Ein Pädagoge sammelte Kommentare von Lehrern, die die Wahrheit über diese Tests sagten. Selbstverständlich anonym, denn die Lehrer haben die Pflicht, nicht über sie zu sprechen. Scheint echt zu sein, oder?

Brian Wasson, ein auf Long Island ansässiger Lehrer, ist die Stimme hinter „The „999“ers: Something Is Not Right“. Der Blog widmet sich der Bildung und staatlichen Tests. Sein jüngster Beitrag besteht aus einer Reihe von Kommentaren, die er auf verschiedenen Social-Media-Kanälen von Lehrern zu der totalen Scheißshow namens New York State Tests gefunden hat. Die Kommentare sind ziemlich beunruhigend, selbst wenn Sie nicht dort leben, da solche Tests in den meisten Bundesstaaten des Landes durchgeführt werden.

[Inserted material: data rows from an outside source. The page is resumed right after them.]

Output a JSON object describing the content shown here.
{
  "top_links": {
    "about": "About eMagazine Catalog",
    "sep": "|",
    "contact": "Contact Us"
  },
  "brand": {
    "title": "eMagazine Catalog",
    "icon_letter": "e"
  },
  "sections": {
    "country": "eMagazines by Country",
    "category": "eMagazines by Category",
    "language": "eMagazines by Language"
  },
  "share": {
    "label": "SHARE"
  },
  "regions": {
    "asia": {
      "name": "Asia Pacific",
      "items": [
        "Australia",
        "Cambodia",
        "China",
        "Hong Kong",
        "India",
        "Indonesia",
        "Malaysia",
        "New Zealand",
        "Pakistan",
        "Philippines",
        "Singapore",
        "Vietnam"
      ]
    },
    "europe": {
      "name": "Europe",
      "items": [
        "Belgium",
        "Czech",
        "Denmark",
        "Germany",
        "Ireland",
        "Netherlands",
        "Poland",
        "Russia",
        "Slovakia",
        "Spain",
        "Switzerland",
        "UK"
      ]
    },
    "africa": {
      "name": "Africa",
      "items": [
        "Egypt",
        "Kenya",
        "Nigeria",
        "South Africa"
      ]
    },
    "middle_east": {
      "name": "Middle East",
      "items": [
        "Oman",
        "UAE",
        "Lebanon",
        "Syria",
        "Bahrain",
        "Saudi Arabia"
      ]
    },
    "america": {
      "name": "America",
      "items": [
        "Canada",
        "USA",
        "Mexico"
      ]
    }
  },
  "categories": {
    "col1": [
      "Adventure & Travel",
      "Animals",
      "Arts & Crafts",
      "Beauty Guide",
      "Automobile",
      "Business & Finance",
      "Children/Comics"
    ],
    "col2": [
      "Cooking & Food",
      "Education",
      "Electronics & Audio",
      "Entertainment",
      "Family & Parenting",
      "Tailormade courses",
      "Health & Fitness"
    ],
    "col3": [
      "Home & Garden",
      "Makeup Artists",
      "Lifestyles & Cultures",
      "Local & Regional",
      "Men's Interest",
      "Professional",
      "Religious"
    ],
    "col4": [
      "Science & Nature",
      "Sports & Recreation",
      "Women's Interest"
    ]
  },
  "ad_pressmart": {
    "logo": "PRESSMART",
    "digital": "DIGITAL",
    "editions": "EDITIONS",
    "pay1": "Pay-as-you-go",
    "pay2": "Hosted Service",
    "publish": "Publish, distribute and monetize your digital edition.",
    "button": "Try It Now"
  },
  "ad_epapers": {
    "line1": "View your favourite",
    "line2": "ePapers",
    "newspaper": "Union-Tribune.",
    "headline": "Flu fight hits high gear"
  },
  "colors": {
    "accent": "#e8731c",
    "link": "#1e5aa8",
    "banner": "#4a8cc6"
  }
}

„Ich habe gerade den Dreiklässlertest in NYC geleitet. Die erste Frage aus der Passage über das „Schnüffeln“ war unmöglich zu beantworten. Das ergab keinen Sinn. Ich habe vier andere Lehrer gefragt und sie hatten alle keine Ahnung. Viele der Fragen waren knifflig und ich glaube, es gab keine richtige Antwort!!!!! Es hat sich nichts geändert. Gott sei Dank muss mein Drittklässler diese Tortur nicht ertragen. Einige Kinder testen noch ab 9 Uhr.“

„In der 6. Klasse gab es ein Gedicht aus dem 17. Jahrhundert, das die Lehrer in unserem Gebäude im COLLEGE vorlasen. 11. Klasse.“

„Sechstklässler hatten Probleme mit Buch 2 und 3. Einige arbeiteten fast drei Stunden lang. :(“

ADVERTISEMENT

„Fünf meiner Viertklässler haben drei Stunden mit Buch 2 verbracht … Sie haben den Snack und ihr Spezialangebot verpasst … Diese kleinen Kinder tun mir so leid.“

„Test der 3. Klasse: Ich habe gesehen, dass es einen Auszug aus einer Biografie von Neil deGrasse Tyson gab, der mit einem Lexile-Niveau von 780 geschrieben wurde – definitiv über dem Leseniveau der 3. Klasse. Meiner Meinung nach liegt dieses Lexile-Niveau an einem optimalen Punkt zwischen der 5. und 6. Klasse.“

„Es gibt Kinder in der [Schulname entfernt] Mittelschule, die VIER STUNDEN damit verbracht haben, den Test zu machen. Oh mein Gott. Diese armen Kinder.“

„Ich hatte ein Kind, das heute bis 14:30 Uhr arbeiten musste!! Am Ende hat es eine Mathe-Lektion zu einem neuen Konzept verpasst, das sicherlich nächste Woche in der Mathe-Prüfung stehen wird!“

Stundenlanges Sitzen auf einem Stuhl und schriftliche Antworten auf Fragen, die sich wie Rätsel anfühlen. Viele von ihnen liegen weit über ihrem Verständnisniveau. Klingt das nach etwas, dem Kinder zwischen der dritten und siebten Klasse ausgesetzt werden sollten?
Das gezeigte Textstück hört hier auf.